How does that work? Chelsea got money for him anyway.

 

Breach of contract.  Despite Chelski selling him, they pursued him for (among other things) loss of potential transfer fee (i.e. if he became the world's best player and his value rocketed).  Quite a few elements would have been considered when quantifying Chelsea's loss.

 

In any situation such as this one, the non-defaulting party (Chelsea) is under a duty to mitigate (essentially to minimise  as much as possible) their loss.  Chelsea mitigated their loss by making some money back on Mutu.  They were therefore free to pursue him for the rest.

 

So someone decided he was potentially going to earn Chelsea over £20m?

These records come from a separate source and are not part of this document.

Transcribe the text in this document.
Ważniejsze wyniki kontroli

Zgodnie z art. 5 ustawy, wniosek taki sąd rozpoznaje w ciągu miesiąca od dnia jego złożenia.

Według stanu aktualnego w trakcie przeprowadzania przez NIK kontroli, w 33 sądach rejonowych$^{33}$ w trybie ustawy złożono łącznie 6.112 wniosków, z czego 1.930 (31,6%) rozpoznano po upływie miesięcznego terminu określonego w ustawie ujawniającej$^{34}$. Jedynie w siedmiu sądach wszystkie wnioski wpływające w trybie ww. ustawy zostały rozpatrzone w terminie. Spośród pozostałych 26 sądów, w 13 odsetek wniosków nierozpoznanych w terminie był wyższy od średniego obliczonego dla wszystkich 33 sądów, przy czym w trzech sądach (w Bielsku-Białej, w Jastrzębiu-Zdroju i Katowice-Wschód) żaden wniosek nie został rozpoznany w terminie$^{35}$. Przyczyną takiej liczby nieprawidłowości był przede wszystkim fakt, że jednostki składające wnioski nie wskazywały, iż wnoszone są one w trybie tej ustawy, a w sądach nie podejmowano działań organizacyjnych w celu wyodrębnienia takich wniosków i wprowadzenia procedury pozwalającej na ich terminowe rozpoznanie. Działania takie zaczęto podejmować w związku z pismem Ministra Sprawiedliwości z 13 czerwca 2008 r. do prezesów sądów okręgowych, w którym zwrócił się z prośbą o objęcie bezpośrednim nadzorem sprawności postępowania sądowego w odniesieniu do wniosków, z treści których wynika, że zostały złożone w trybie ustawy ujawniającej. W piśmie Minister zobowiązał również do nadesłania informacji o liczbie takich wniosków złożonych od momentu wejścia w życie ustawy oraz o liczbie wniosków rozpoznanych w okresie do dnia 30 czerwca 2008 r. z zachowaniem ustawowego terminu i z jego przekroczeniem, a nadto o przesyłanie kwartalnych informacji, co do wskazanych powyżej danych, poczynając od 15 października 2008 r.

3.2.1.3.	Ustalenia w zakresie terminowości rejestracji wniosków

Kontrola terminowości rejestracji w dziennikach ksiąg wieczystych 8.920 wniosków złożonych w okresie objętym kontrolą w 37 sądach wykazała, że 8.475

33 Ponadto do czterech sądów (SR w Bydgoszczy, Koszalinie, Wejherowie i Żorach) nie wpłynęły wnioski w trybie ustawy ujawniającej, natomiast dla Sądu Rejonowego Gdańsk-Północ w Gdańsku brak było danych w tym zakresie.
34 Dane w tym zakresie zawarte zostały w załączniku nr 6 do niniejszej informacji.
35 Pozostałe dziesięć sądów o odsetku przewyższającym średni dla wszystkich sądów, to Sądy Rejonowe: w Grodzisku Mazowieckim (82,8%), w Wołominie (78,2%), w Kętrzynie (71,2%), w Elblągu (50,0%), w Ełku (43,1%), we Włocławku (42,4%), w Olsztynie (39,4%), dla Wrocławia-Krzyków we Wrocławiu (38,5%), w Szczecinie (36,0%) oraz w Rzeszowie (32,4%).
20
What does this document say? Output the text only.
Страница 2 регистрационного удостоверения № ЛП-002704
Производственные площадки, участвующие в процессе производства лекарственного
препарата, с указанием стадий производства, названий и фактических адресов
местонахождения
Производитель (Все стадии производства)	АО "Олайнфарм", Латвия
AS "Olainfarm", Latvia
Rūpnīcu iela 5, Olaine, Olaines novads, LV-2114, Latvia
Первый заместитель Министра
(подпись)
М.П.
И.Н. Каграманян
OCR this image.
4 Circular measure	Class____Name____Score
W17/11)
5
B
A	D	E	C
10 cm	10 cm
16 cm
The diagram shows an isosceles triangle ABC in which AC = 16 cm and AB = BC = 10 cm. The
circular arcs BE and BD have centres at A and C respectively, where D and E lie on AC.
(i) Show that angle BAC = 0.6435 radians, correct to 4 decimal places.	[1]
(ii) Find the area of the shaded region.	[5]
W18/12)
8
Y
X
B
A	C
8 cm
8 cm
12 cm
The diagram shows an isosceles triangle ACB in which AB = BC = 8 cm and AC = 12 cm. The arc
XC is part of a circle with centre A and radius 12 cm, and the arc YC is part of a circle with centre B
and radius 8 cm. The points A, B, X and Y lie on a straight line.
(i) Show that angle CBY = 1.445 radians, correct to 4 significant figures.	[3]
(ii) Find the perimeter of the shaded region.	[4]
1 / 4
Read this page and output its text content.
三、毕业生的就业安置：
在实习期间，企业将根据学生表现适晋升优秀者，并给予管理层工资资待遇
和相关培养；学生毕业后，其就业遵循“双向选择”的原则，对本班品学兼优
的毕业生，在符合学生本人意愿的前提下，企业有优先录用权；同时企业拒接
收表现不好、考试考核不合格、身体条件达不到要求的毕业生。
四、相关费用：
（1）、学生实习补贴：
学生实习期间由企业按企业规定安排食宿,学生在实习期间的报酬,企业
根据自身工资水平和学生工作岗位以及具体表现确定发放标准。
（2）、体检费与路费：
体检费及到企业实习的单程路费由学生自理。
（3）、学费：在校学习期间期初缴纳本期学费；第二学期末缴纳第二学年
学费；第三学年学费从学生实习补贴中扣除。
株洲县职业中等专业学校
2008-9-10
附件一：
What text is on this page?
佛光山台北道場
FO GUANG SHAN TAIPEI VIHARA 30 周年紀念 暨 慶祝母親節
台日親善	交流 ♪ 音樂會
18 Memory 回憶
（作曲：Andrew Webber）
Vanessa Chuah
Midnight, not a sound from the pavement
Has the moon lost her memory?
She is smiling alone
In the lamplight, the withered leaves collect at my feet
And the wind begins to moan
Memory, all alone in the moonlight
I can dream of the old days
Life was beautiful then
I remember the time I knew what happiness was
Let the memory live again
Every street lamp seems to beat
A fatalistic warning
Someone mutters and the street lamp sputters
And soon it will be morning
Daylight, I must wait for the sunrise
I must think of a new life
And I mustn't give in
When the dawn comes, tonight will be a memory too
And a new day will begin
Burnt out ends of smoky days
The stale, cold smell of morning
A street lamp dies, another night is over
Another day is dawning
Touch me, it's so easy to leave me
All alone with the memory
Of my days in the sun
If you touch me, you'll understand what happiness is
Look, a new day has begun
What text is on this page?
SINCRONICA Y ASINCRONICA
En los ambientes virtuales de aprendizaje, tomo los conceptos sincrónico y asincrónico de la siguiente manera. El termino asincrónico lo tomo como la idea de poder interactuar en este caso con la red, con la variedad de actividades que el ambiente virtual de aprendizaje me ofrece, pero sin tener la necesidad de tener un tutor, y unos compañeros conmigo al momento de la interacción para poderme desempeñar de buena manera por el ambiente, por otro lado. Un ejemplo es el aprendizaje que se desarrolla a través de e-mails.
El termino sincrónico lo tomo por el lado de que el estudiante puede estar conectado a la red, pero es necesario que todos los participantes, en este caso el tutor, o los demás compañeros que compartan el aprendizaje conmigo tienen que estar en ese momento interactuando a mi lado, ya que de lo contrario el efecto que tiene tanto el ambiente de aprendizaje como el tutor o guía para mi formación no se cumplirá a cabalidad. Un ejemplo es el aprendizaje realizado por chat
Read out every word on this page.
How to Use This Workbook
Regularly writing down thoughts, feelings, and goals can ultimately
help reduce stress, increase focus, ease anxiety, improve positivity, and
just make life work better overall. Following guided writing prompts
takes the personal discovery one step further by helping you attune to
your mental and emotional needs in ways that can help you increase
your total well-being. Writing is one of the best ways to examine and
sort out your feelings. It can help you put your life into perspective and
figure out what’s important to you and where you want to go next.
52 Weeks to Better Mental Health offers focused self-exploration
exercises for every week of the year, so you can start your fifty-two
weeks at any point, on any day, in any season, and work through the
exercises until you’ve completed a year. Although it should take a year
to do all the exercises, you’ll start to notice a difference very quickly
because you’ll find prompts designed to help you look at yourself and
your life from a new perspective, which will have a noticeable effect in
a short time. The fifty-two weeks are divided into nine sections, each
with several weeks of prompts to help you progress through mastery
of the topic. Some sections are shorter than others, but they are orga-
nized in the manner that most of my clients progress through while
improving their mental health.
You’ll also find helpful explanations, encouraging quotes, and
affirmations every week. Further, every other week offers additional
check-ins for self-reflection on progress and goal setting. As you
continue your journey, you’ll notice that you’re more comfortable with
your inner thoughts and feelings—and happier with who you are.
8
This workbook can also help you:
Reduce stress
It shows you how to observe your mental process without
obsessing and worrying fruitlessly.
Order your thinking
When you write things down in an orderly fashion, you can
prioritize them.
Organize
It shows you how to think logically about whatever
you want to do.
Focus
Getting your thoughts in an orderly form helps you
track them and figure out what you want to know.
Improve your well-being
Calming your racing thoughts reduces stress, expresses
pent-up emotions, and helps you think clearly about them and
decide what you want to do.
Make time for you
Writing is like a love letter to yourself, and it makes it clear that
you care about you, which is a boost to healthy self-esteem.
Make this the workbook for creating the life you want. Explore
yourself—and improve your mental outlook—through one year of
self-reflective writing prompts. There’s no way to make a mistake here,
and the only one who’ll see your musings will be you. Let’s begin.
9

In fact, take his wages into account, which they saved on, that's almost like saying the potential sale could have been £30m!!

 

There will be a massive calculation knocking about somewhere, which we will never see, which will consider things like effect of sponsorship, league place that year (if he were the top scorer for instance, his presence would have been missed and it is foreseeable that it could have made a difference to Chelsea's league position = lesser position equals less money) etc.

 

What you have to keep in mind is that this saga has gone on for years.  It is highly likely that a large chunk of the compensation will be paid to Chelsea in consideration of their legal fees (edit:  it is a high six figure sum, accordingly to SkySports.com).

 

Also, compensation will have been calculated according to the value of the remaining period of Mutu's contract.